Each OpenAI and Google turned to transcribing YouTube movies to additional practice their AI fashions, which can violate creators’ copyrights, the New York Occasions experiences. The report particulars how the 2 tech giants, together with Meta, minimize corners to entry as a lot knowledge as doable to coach their AI fashions.
OpenAI’s Sora simply dropped a trippy music video to fan the AI hype flames
In response to the report, OpenAI used Whisper, a speech recognition instrument, to transcribe multiple million hours of YouTube movies. It then fed the transcripts into GPT-4, the highly effective AI system that the newest mannequin of ChatGPT’s chatbot runs on. Google, which owns YouTube, additionally transcribed YouTube movies to coach its AI fashions.
The transcription of movies by each corporations might infringe on creator’s copyrights to their movies.
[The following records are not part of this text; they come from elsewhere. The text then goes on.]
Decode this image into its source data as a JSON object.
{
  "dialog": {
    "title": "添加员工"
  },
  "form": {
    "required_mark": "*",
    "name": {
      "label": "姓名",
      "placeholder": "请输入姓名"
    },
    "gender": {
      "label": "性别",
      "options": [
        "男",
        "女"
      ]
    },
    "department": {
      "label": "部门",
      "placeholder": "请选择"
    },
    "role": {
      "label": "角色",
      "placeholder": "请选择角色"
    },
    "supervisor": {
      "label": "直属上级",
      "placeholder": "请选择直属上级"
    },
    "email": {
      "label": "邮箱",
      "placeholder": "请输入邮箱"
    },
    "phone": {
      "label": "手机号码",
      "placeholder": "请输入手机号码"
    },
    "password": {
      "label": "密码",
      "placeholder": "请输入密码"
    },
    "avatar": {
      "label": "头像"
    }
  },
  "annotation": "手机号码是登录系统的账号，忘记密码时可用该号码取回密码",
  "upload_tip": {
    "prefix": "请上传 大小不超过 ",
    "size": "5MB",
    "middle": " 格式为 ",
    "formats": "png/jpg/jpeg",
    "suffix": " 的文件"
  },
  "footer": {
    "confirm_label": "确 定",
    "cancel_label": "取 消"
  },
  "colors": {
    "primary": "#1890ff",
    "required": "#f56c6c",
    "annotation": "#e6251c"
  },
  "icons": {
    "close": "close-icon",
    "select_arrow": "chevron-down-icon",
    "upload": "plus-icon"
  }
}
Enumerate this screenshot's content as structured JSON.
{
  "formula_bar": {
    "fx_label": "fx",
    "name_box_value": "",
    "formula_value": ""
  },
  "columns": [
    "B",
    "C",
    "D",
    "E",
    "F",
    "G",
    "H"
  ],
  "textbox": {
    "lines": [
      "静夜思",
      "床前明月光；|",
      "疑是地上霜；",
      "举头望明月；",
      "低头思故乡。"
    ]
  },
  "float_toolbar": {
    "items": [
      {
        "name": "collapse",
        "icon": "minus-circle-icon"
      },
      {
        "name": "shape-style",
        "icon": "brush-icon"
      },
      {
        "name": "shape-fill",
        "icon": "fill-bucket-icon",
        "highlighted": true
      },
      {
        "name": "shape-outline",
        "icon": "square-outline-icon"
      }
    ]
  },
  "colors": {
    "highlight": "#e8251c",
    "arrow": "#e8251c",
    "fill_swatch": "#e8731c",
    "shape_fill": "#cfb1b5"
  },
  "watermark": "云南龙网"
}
Different makes use of of creator content material to coach AI has prompted copyright and licensing lawsuits.
OpenAI’s use of YouTube movies additionally might violate Google’s guidelines, which prohibits using its movies for “impartial” purposes and “automated means (corresponding to robots, botnets or scrapers)” of accessing its movies.
Matt Bryant, a spokesperson for Google, instructed the New York Occasions that the corporate was unaware of any such use by OpenAI. However the report alleges that folks at Google knew about OpenAI’s unauthorized use of YouTube movies and uncared for to take motion as a result of it was doing the identical factor. Google additionally instructed the paper that it solely trains its AI on movies from creators who’ve agreed for his or her content material for use on this method.
In July 2023, Google modified its phrases of service to permit the use public on-line materials like Google Docs and Google Maps restaurant critiques to additional practice its AI fashions.